Alone, what’s onscreen feels wanting, hampered in part by a single, unnecessary glint of surreal Gonzo imagery—Sala’s tongue extending several feet out of his mouth (courtesy of bad CGI) in a psychedelic-induced hallucination—and a failure to establish its themes earlier in the story. Moreover, Kemp and Chenault’s romance goes underdeveloped, and the community of Star reporters is never fully sketched out. Only in the last third do we grasp that The Rum Diary is not about Sanderson’s shady land deal or Kemp’s substance abuse, but about a writer finding his voice for the Common Man against “The Bastards” in power. The film is advertised with plenty of shots from early in the story when Kemp’s booze intake is greater and things aren’t so political, and the tone follows that cue, never sure if it wants to be something substantial or something more akin to a fire-breathing joyride through Puerto Rico.

Depp’s inconsistent narration doesn’t help, popping in occasionally but never clearly identified as either Kemp’s inner thoughts or a reading from Kemp’s pages. At times, Depp’s performance feels like a younger version of his Thompson from Gilliam’s film—his voice and mannerisms a spot-on interpretation. At other times, Depp injects too much of Captain Jack Sparrow’s buffoonery (we’re always expecting Depp to ask, “Why is all the rum gone?”) into what sometimes passes for a charismatic, even suave character. Surprisingly, Depp’s wavering portrayal becomes the film’s biggest downfall, next to the screenplay. Rich performances by Jenkins, Eckhart, and especially Giovanni Ribisi’s alcohol-soaked, pseudo-Nazi, ex-journalist Moburg steal the show away from its star.

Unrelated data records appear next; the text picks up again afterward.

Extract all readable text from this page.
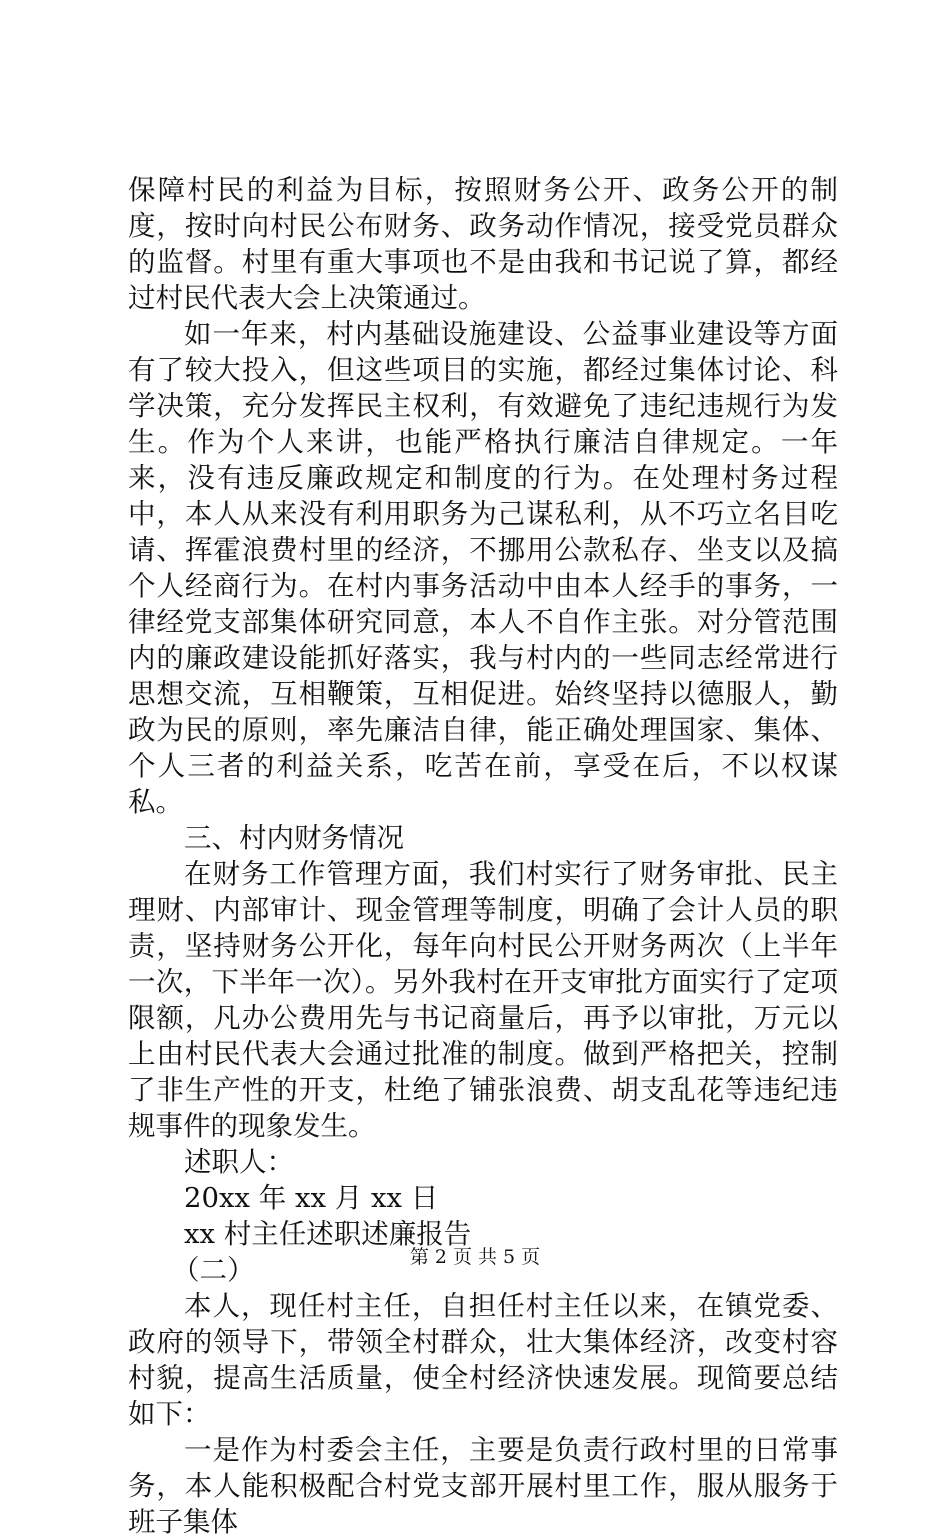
保障村民的利益为目标，按照财务公开、政务公开的制度，按时向村民公布财务、政务动作情况，接受党员群众的监督。村里有重大事项也不是由我和书记说了算，都经过村民代表大会上决策通过。

如一年来，村内基础设施建设、公益事业建设等方面有了较大投入，但这些项目的实施，都经过集体讨论、科学决策，充分发挥民主权利，有效避免了违纪违规行为发生。作为个人来讲，也能严格执行廉洁自律规定。一年来，没有违反廉政规定和制度的行为。在处理村务过程中，本人从来没有利用职务为己谋私利，从不巧立名目吃请、挥霍浪费村里的经济，不挪用公款私存、坐支以及搞个人经商行为。在村内事务活动中由本人经手的事务，一律经党支部集体研究同意，本人不自作主张。对分管范围内的廉政建设能抓好落实，我与村内的一些同志经常进行思想交流，互相鞭策，互相促进。始终坚持以德服人，勤政为民的原则，率先廉洁自律，能正确处理国家、集体、个人三者的利益关系，吃苦在前，享受在后，不以权谋私。

三、村内财务情况

在财务工作管理方面，我们村实行了财务审批、民主理财、内部审计、现金管理等制度，明确了会计人员的职责，坚持财务公开化，每年向村民公开财务两次（上半年一次，下半年一次）。另外我村在开支审批方面实行了定项限额，凡办公费用先与书记商量后，再予以审批，万元以上由村民代表大会通过批准的制度。做到严格把关，控制了非生产性的开支，杜绝了铺张浪费、胡支乱花等违纪违规事件的现象发生。

述职人：

20xx 年 xx 月 xx 日

xx 村主任述职述廉报告

（二）

本人，现任村主任，自担任村主任以来，在镇党委、政府的领导下，带领全村群众，壮大集体经济，改变村容村貌，提高生活质量，使全村经济快速发展。现简要总结如下：

一是作为村委会主任，主要是负责行政村里的日常事务，本人能积极配合村党支部开展村里工作，服从服务于班子集体

第 2 页 共 5 页
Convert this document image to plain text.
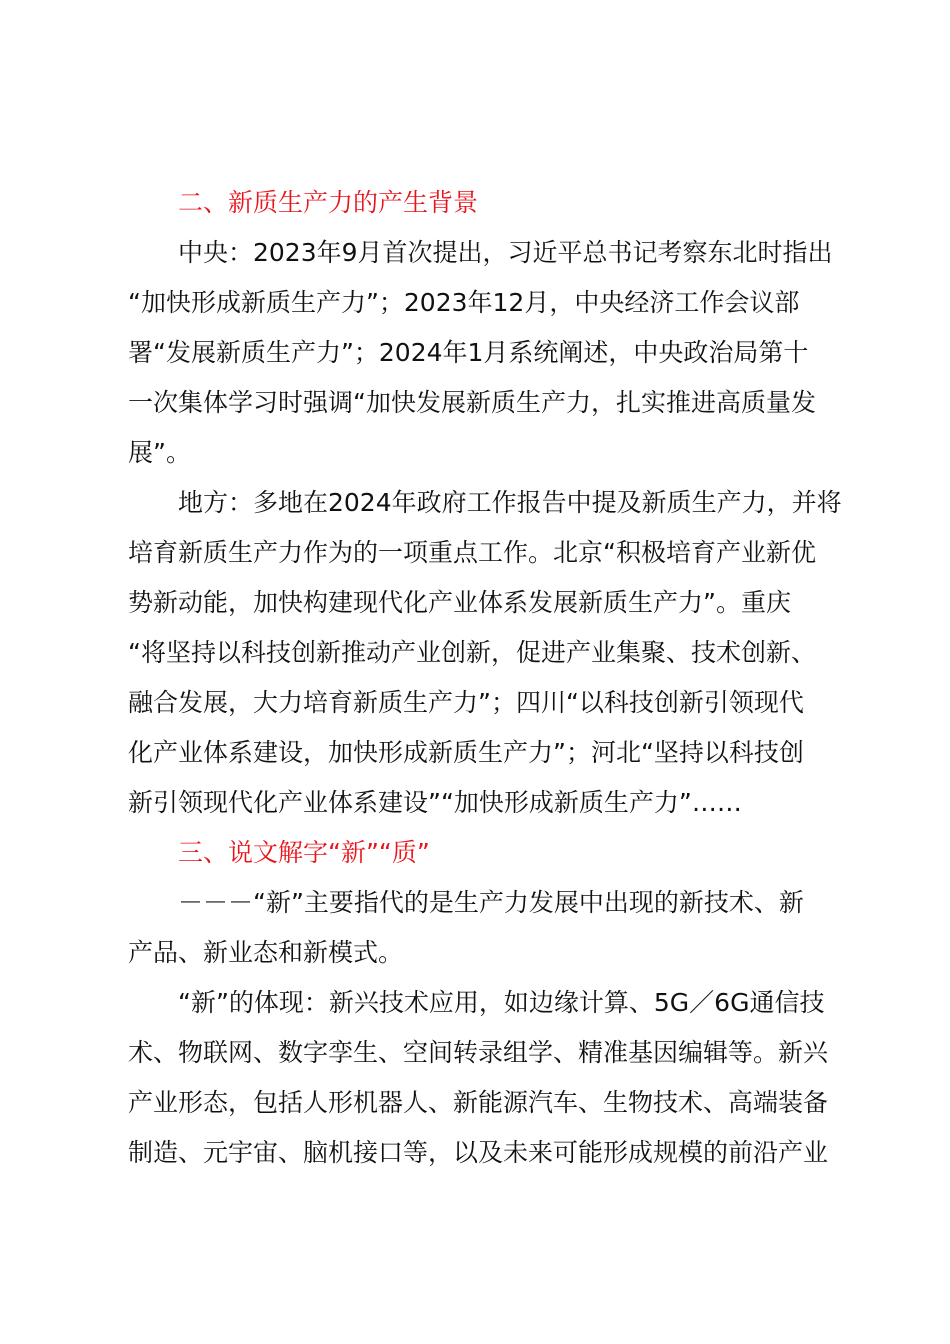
二、新质生产力的产生背景
中央：2023年9月首次提出，习近平总书记考察东北时指出
“加快形成新质生产力”；2023年12月，中央经济工作会议部
署“发展新质生产力”；2024年1月系统阐述，中央政治局第十
一次集体学习时强调“加快发展新质生产力，扎实推进高质量发
展”。
地方：多地在2024年政府工作报告中提及新质生产力，并将
培育新质生产力作为的一项重点工作。北京“积极培育产业新优
势新动能，加快构建现代化产业体系发展新质生产力”。重庆
“将坚持以科技创新推动产业创新，促进产业集聚、技术创新、
融合发展，大力培育新质生产力”；四川“以科技创新引领现代
化产业体系建设，加快形成新质生产力”；河北“坚持以科技创
新引领现代化产业体系建设”“加快形成新质生产力”……
三、说文解字“新”“质”
－－－“新”主要指代的是生产力发展中出现的新技术、新
产品、新业态和新模式。
“新”的体现：新兴技术应用，如边缘计算、5G／6G通信技
术、物联网、数字孪生、空间转录组学、精准基因编辑等。新兴
产业形态，包括人形机器人、新能源汽车、生物技术、高端装备
制造、元宇宙、脑机接口等，以及未来可能形成规模的前沿产业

Overall, Robinson’s take feels conventional, in spite of going against type and leaving the good-vs-evil Sanderson conflict open-ended. The film’s true conflict concerns Kemp discovering his writer’s voice, but so much time is spent damning Sanderson that audiences are bound to feel robbed for not having witnessed his comeuppance onscreen. Perhaps the problem is cohesiveness; the film either needs more or less of it—more consistent themes or a more irregular story structure would have livened up the material and given it cinematic purpose. For such nonconforming qualities, some call Gilliam’s Fear and Loathing in Las Vegas a frenzied and disorganized film, but it captured Thompson’s spirit, his rocking at the typewriter as he punches keys to some acerbic tirade about the state of America. Robinson’s film proceeds on conventional terms and doesn’t pay off in conventional ways, and it doesn’t challenge us in the way Thompson’s writing does either. That Robinson failed to relate either a conventional or unconventional take, only a muddled one, on Thompson’s book makes the long wait for The Rum Diary’s arrival on film feel in vain.